A tall man with the large cranium of someone raised in the Belt pushed his way to the front. “Sounds like a threat right there, mate.”

“Coop, please, don’t make this worse,” Carol said with a resigned sigh. Ah, Coop is a troublemaker, Holden thought, making a note to remember the face.

“Just seems to me,” Coop said, turning to look back at the mob with a grin, raising his voice to play to the crowd. “Just seems to me that the only one making threats right now is you.”

The crowd rumbled encouragement, and Coop grinned from ear to ear, enjoying the power that came from giving the mob a voice.

Murtry nodded at him, still smiling. “There isn’t anything I won’t do to protect the lives of my team, that’s true. And we’ve lost too many already to take further chances.”

“Hey, don’t blame us, mate, if you can’t keep track of your people.” Someone in the crowd laughed.

“Don’t worry,” Murtry said, his smile still didn’t change, but he stepped in close to Coop. “I’ll find out what happened to them.”

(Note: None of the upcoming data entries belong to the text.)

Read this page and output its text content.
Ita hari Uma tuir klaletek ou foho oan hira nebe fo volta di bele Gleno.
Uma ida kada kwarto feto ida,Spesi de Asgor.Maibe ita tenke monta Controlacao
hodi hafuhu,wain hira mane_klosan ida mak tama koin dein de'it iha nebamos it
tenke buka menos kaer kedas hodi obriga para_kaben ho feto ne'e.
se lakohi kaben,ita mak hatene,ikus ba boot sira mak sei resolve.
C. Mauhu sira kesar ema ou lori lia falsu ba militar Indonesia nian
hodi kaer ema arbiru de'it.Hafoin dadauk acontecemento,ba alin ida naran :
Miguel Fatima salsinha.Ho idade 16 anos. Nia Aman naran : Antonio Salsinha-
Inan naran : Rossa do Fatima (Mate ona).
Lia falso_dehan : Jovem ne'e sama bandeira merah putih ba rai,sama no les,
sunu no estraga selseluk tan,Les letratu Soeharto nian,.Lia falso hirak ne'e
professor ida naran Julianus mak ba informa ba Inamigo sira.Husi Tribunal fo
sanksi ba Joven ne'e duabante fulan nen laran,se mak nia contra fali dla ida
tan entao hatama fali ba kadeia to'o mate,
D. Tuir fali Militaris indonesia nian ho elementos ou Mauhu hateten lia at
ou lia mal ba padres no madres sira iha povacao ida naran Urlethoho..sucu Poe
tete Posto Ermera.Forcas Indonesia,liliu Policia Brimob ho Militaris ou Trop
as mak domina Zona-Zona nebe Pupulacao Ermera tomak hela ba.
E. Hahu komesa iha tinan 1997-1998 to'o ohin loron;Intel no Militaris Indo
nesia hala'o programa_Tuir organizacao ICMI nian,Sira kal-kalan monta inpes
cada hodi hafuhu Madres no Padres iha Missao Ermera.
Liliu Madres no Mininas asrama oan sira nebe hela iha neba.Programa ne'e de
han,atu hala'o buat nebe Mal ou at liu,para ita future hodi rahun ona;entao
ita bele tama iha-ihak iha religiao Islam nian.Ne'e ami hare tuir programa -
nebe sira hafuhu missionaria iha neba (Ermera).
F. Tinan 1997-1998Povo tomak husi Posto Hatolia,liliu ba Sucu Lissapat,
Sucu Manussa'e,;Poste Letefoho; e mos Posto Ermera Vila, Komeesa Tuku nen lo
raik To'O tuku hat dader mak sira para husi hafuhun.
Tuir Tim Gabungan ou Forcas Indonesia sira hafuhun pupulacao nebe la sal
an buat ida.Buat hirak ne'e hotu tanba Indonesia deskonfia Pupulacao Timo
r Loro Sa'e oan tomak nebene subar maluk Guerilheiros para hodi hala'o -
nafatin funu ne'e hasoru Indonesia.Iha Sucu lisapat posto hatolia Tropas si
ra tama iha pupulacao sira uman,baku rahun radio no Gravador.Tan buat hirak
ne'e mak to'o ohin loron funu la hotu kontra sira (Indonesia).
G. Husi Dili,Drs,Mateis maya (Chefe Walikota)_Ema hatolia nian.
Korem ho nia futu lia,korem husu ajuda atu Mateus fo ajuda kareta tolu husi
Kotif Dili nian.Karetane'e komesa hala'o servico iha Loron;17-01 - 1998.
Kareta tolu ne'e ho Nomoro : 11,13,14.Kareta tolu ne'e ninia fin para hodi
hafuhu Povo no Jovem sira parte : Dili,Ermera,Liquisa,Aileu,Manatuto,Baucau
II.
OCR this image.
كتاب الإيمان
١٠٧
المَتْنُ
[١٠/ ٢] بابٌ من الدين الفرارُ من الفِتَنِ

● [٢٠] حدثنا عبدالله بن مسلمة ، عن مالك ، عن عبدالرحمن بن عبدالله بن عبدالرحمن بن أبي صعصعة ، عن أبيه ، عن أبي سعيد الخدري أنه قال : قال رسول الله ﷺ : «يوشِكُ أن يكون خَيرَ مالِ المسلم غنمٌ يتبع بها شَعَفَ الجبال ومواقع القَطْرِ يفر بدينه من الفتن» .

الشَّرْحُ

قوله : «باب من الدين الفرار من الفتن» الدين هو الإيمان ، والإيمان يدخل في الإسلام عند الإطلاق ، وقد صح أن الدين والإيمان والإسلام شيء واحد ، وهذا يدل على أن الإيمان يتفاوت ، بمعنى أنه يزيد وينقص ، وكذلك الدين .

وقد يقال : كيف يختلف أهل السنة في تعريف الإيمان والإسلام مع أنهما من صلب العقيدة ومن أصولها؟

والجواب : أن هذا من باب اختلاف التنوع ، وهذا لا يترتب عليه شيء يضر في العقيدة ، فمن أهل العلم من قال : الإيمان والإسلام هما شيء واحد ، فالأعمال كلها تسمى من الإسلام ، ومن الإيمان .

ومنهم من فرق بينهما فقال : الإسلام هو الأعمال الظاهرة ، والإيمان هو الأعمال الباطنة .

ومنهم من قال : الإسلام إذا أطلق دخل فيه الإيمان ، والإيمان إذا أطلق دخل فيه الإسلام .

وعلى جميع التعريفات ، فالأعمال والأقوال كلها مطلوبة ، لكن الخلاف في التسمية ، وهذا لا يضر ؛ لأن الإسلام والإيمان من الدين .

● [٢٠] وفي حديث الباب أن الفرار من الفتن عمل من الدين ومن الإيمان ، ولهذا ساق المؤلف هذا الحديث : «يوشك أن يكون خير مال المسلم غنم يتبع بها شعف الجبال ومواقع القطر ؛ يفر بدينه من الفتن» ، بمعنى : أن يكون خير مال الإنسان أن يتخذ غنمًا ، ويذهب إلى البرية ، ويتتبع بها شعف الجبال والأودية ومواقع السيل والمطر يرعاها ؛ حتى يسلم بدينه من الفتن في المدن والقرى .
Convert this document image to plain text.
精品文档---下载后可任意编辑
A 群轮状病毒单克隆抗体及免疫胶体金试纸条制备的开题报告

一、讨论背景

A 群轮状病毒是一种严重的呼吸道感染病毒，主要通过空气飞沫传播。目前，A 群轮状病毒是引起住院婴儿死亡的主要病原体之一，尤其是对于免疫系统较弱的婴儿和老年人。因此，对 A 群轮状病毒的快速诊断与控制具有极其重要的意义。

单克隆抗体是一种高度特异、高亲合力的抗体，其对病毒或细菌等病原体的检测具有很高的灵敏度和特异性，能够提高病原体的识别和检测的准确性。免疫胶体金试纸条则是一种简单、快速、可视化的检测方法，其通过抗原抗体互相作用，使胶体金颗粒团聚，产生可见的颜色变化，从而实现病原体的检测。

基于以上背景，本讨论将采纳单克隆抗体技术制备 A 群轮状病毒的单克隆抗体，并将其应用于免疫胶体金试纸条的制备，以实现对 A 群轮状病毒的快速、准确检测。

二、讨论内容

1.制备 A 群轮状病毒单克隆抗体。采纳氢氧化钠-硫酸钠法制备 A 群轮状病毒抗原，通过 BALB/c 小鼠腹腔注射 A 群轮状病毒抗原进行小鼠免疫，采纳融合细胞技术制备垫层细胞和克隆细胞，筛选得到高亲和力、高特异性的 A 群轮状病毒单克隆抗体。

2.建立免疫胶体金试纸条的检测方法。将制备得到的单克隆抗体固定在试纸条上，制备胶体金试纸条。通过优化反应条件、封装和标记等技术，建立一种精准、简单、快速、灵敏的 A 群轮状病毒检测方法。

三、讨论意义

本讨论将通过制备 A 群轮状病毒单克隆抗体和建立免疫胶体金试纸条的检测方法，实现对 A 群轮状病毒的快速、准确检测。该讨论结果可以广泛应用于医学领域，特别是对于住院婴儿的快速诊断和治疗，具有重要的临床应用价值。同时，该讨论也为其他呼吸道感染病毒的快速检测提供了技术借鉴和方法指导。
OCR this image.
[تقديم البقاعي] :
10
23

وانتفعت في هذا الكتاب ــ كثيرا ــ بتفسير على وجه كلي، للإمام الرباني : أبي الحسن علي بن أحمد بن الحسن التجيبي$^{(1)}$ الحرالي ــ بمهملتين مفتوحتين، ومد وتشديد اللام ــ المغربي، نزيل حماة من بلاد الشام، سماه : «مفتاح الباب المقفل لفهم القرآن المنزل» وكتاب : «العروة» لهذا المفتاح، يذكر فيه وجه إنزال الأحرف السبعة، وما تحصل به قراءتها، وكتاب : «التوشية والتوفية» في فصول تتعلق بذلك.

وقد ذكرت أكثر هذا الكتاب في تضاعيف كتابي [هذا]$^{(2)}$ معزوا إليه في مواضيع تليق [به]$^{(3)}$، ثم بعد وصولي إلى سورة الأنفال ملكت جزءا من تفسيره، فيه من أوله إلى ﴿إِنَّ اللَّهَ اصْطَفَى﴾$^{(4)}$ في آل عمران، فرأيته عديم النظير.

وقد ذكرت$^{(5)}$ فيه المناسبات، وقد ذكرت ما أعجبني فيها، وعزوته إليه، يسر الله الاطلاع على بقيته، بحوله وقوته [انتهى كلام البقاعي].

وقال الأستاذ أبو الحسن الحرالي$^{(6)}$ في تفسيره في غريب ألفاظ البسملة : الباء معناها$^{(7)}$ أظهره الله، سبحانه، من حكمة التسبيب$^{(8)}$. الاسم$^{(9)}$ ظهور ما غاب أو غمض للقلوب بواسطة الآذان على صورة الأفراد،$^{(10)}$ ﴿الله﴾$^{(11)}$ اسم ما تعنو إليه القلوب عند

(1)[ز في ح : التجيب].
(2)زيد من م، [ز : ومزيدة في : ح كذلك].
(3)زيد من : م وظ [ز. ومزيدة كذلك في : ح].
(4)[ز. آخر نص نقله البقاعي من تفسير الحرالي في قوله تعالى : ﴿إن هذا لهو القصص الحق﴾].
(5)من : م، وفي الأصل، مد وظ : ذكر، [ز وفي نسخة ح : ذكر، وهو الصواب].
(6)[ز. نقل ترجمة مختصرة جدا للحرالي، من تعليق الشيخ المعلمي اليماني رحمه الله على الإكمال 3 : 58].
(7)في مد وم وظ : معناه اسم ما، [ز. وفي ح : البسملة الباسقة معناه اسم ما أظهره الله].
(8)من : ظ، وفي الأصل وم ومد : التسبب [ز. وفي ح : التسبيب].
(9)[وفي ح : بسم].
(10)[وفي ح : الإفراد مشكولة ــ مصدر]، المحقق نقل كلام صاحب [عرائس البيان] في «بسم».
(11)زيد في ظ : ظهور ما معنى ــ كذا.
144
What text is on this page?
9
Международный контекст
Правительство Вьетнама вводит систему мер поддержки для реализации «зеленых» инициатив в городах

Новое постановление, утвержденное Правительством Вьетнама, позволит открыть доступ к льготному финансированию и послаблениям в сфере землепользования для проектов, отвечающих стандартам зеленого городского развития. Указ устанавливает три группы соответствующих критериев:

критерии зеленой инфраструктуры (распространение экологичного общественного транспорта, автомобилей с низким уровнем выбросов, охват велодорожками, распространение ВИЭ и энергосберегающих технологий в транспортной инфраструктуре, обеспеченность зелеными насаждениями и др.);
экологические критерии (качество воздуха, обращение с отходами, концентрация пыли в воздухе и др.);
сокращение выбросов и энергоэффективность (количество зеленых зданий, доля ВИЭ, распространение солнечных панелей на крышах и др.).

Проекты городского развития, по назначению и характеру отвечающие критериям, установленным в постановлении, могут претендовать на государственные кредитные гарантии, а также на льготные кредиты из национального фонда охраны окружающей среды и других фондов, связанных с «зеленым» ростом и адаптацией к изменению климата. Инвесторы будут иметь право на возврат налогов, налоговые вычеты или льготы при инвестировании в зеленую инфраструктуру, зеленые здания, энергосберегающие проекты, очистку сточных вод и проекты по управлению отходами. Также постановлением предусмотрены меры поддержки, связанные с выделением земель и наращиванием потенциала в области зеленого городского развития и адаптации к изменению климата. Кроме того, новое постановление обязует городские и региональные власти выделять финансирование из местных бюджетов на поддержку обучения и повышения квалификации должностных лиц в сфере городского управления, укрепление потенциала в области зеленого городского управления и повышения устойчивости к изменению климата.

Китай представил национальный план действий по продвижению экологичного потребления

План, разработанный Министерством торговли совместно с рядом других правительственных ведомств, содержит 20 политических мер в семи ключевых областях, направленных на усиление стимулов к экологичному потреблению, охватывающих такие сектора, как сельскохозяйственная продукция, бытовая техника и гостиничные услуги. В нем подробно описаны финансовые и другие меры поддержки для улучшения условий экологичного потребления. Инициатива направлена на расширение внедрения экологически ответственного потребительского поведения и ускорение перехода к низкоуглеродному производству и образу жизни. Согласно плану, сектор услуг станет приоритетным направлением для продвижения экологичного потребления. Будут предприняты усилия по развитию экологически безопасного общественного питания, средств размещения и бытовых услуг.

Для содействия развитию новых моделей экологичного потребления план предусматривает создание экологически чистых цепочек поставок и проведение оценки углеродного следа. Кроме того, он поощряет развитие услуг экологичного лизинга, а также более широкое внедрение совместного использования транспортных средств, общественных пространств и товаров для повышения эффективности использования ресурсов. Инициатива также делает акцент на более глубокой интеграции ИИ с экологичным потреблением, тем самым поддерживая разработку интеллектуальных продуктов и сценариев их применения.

“Maybe you should be careful,” Coop said, looking down at the shorter man, his grin turning feral. “Or, you know, it might happen to you too.”

“That,” Murtry said, drawing his gun, “was definitely a threat.”

He shot Coop in the right eye. The Belter man went limp and dropped like a machine that had been unplugged. Holden’s own gun was in his hand and pointed at Murtry even before he fully processed what had just happened. Amos stepped up next to him, his pistol trained on the RCE security chief. The entire RCE team pulled weapons and aimed them back at Holden. The crowd was deathly silent.